L'éruption du Cotopaxi au-dessus de Quito, le 27 août 2015. | Martin Bernetti/AFP

Logement, transport, planification urbaine, gouvernance participative, finance publique, accueil des migrants, réponse au changement climatique… le nouvel agenda urbain n’élude aucune problématique, mais reste « un inventaire générique, sans lignes d’actions précises, estime Mukta Naik. Habitat III n’a pas la force de mobilisation de la COP21 ».

Quelque 150 chefs d’Etat et de gouvernement avaient ouvert, fin 2015, la conférence climat de Paris-Le Bourget. Deux présidents seulement étaient présents, lundi 17 octobre, pour lancer Habitat III, l’Equatorien Rafael Correa et son homologue vénézuélien, Nicolas Maduro. « Une quinzaine de chefs d’Etat avaient fait le déplacement à Istanbul pour Habitat II », fait remarquer un chef de délégation.

« Dans les décisions qui accompagnent l’accord de Paris sur le climat, on s’efforce de chiffrer le plan d’action qui s’impose face au réchauffement climatique, pointe Jean-Claude Mbwentchou, le ministre de l’habitat et du développement urbain du Cameroun. Le plan d’action de Quito n’a de sens que si l’on dégage des moyens financiers pour assurer sa mise en œuvre. »

Le financement en question

Point de confrontation récurrent dans les débats Nord-Sud, le sujet du financement renvoie notamment à la capacité d’action d’ONU-Habitat. Financée à 70 % par les Etats-Unis et par l’Europe, l’agence, basée à Nairobi (Kenya), n’a pas fait la preuve de son efficacité et se trouverait, aujourd’hui, dans une situation budgétaire très dégradée. Le financement du nouvel agenda urbain devrait passer aussi par une réforme permettant aux élus locaux de s’adresser aux institutions bilatérales et aux banques multilatérales de développement sans en référer à leurs autorités gouvernementales.
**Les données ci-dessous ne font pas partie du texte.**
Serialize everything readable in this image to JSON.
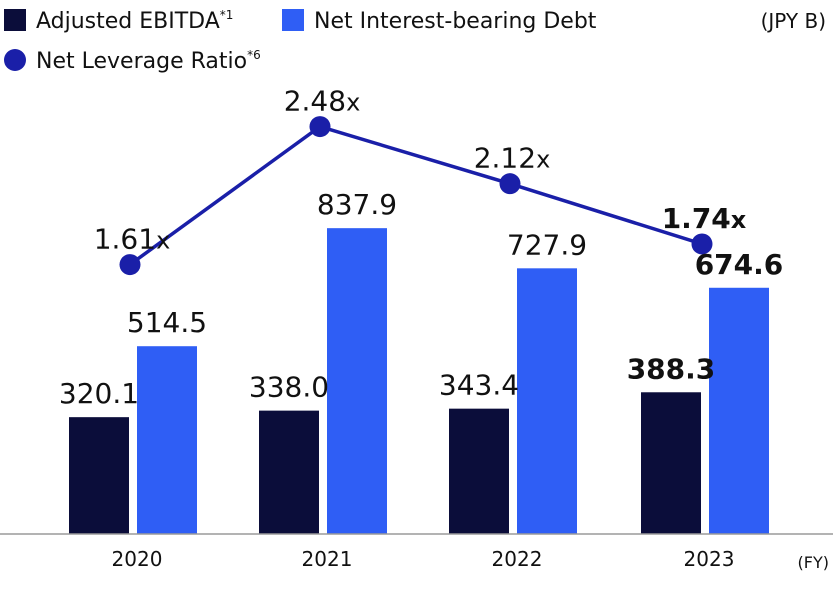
{
  "chart_data": {
    "type": "bar",
    "unit": "(JPY B)",
    "x_axis_suffix": "(FY)",
    "categories": [
      "2020",
      "2021",
      "2022",
      "2023"
    ],
    "series": [
      {
        "name": "Adjusted EBITDA",
        "superscript": "*1",
        "kind": "bar",
        "color": "#0b0d3a",
        "values": [
          320.1,
          338.0,
          343.4,
          388.3
        ],
        "labels": [
          "320.1",
          "338.0",
          "343.4",
          "388.3"
        ]
      },
      {
        "name": "Net Interest-bearing Debt",
        "superscript": "",
        "kind": "bar",
        "color": "#2f5ef5",
        "values": [
          514.5,
          837.9,
          727.9,
          674.6
        ],
        "labels": [
          "514.5",
          "837.9",
          "727.9",
          "674.6"
        ]
      },
      {
        "name": "Net Leverage Ratio",
        "superscript": "*6",
        "kind": "line",
        "color": "#1a1fa8",
        "values": [
          1.61,
          2.48,
          2.12,
          1.74
        ],
        "labels": [
          "1.61",
          "2.48",
          "2.12",
          "1.74"
        ],
        "label_suffix": "x"
      }
    ],
    "emphasized_category": "2023",
    "bar_ylim": [
      0,
      1100
    ],
    "line_ylim": [
      0,
      2.95
    ],
    "grid": false,
    "legend_position": "top-left"
  }
}
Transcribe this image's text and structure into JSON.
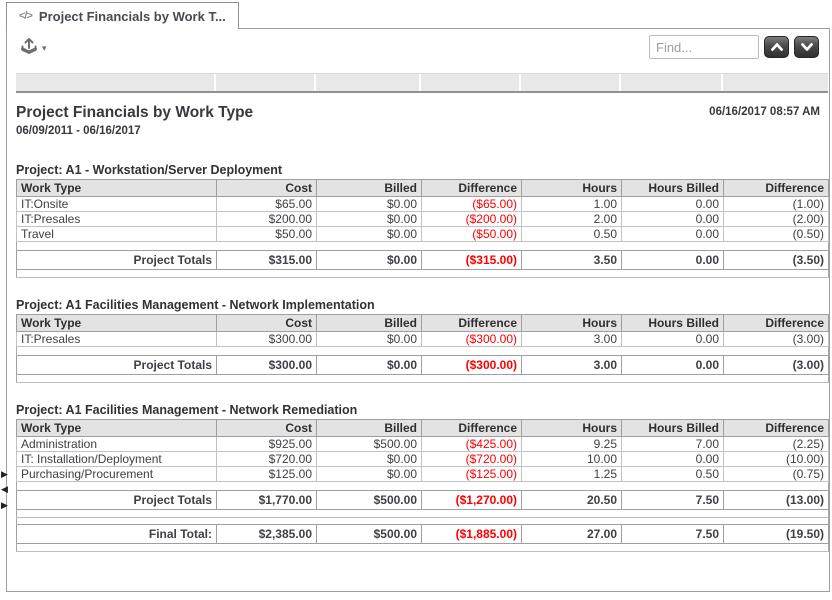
{
  "tab": {
    "label": "Project Financials by Work T..."
  },
  "toolbar": {
    "find_placeholder": "Find..."
  },
  "icons": {
    "tab_code": "</>",
    "export_caret": "▾",
    "scroll_right": "▶",
    "scroll_left": "◀"
  },
  "colors": {
    "negative": "#ff0000",
    "header_band": "#e8e8e8"
  },
  "report": {
    "title": "Project Financials by Work Type",
    "date_range": "06/09/2011 - 06/16/2017",
    "generated": "06/16/2017 08:57 AM",
    "columns": [
      "Work Type",
      "Cost",
      "Billed",
      "Difference",
      "Hours",
      "Hours Billed",
      "Difference"
    ],
    "sections": [
      {
        "title": "Project: A1 - Workstation/Server Deployment",
        "rows": [
          [
            "IT:Onsite",
            "$65.00",
            "$0.00",
            "($65.00)",
            "1.00",
            "0.00",
            "(1.00)"
          ],
          [
            "IT:Presales",
            "$200.00",
            "$0.00",
            "($200.00)",
            "2.00",
            "0.00",
            "(2.00)"
          ],
          [
            "Travel",
            "$50.00",
            "$0.00",
            "($50.00)",
            "0.50",
            "0.00",
            "(0.50)"
          ]
        ],
        "totals": {
          "label": "Project Totals",
          "values": [
            "$315.00",
            "$0.00",
            "($315.00)",
            "3.50",
            "0.00",
            "(3.50)"
          ]
        }
      },
      {
        "title": "Project: A1 Facilities Management - Network Implementation",
        "rows": [
          [
            "IT:Presales",
            "$300.00",
            "$0.00",
            "($300.00)",
            "3.00",
            "0.00",
            "(3.00)"
          ]
        ],
        "totals": {
          "label": "Project Totals",
          "values": [
            "$300.00",
            "$0.00",
            "($300.00)",
            "3.00",
            "0.00",
            "(3.00)"
          ]
        }
      },
      {
        "title": "Project: A1 Facilities Management - Network Remediation",
        "rows": [
          [
            "Administration",
            "$925.00",
            "$500.00",
            "($425.00)",
            "9.25",
            "7.00",
            "(2.25)"
          ],
          [
            "IT: Installation/Deployment",
            "$720.00",
            "$0.00",
            "($720.00)",
            "10.00",
            "0.00",
            "(10.00)"
          ],
          [
            "Purchasing/Procurement",
            "$125.00",
            "$0.00",
            "($125.00)",
            "1.25",
            "0.50",
            "(0.75)"
          ]
        ],
        "totals": {
          "label": "Project Totals",
          "values": [
            "$1,770.00",
            "$500.00",
            "($1,270.00)",
            "20.50",
            "7.50",
            "(13.00)"
          ]
        }
      }
    ],
    "final_total": {
      "label": "Final Total:",
      "values": [
        "$2,385.00",
        "$500.00",
        "($1,885.00)",
        "27.00",
        "7.50",
        "(19.50)"
      ]
    }
  }
}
Le document se conclut par plusieurs recommandations en matière de suivi des engagements urbains. « Un guide d’évaluation et de suivi du nouvel agenda urbain est absolument nécessaire, c’est un point sur lequel les pays africains ont beaucoup poussé, insiste Jean-Claude Mbwentchou. Cette évaluation ne peut se faire dans vingt ans, lors de la prochaine conférence Habitat. »

Le document adopté dans la capitale équatorienne propose que les forums mondiaux urbains (réunis tous les deux ans) et que le bilan des objectifs de développement durable, les ODD (prévu tous les quatre ans), servent de jalons à cette évaluation et entretiennent, selon Maryse Gautier, cette « nouvelle visibilité de la question urbaine » constatée à Quito.